The five-month-old kitten was born with tibial hemimelia, a congenital deformity which caused his hind limbs to twist, making them unusable.
Pickles was looked after by staff at the CBS Animal Hospital, where he was held up as a model for how animals can thrive with a little love and attention despite a deformity.
Williams said he was told that after the animal hospital posted on Facebook about Pickles being put up for adoption, the maximum number of applications was reached in less than an hour.
"I kept pestering over and over and Ryan said, 'Just put an application in,'" Farrell said. "And on Saturday morning we got the call from the SPCA saying that we got him. And I cried."
"They wanted us to come get him right away," Williams added, laughing.
Farrell and Williams were interested in adopting another cat to keep their cat Henry company. When they saw Pickles, they knew he was the kitten for them.
"When I read his story … I knew in my heart that I thought I could give him a good home and see his potential," Farrell said. "And my heart.… I just fell in love with him."
"We felt we could give him the same kind of home [as the vet]. Not show him any limitations," Williams added. "He's able to go around and do his thing and hang out with Henry, and just have that to kind of mentor him and show him the way. We love him."
Farrell calls Pickles an instigator around the house with Henry. He loves to jump on his brother, with his go-to move being a belly flop.

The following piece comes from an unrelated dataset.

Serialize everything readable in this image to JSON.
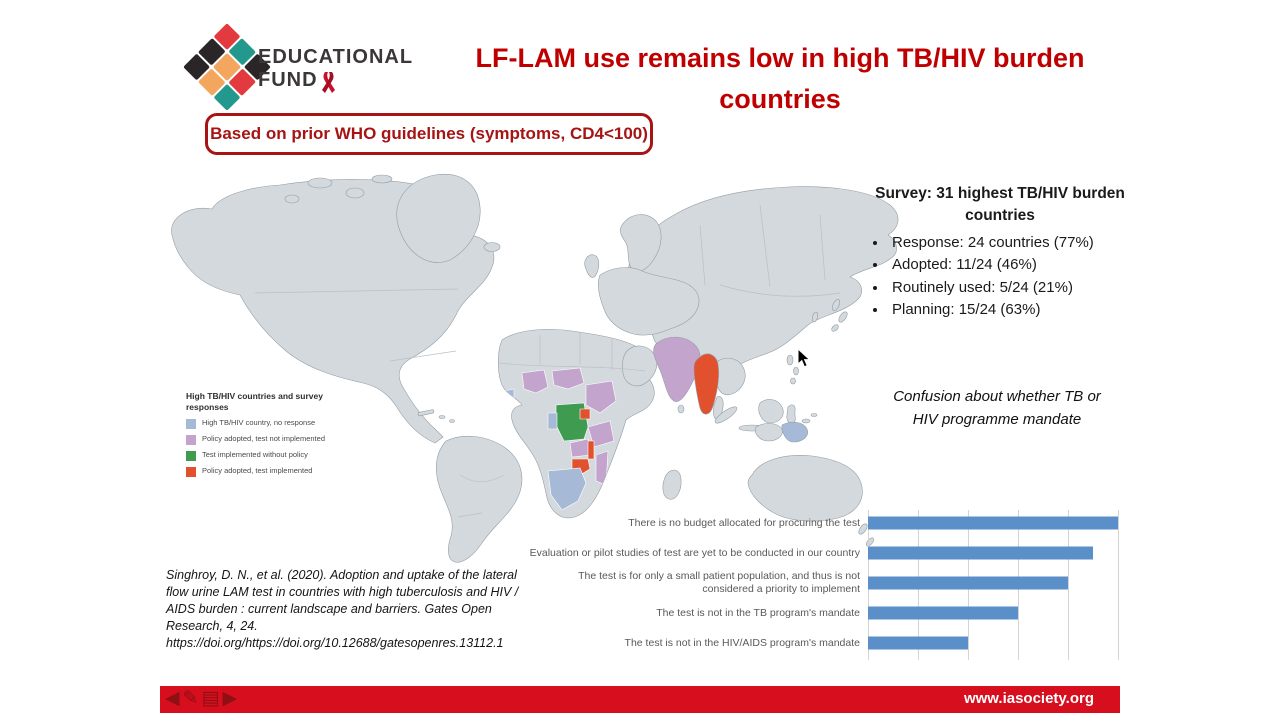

"He's a comic, he's very funny, Farrell said. "So sweet and loving. Definitely a little cuddlebug. He's just perfect."
Williams said the couple understands the extra responsibility that might come with Pickles as he gets older, but his disability hasn't stopped him from doing anything in his new home.
"When you adopt a cat, you assume all of those responsibilities whether or not it's a cat in full health or a cat with a different condition," Williams said.
"But from what we've seen from Pickles, he can live his life pretty independently. He eats, he runs, he jumps, he plays with no problem."
"He's in no pain," Farrell added. "How he tackles his brother? Absolutely not."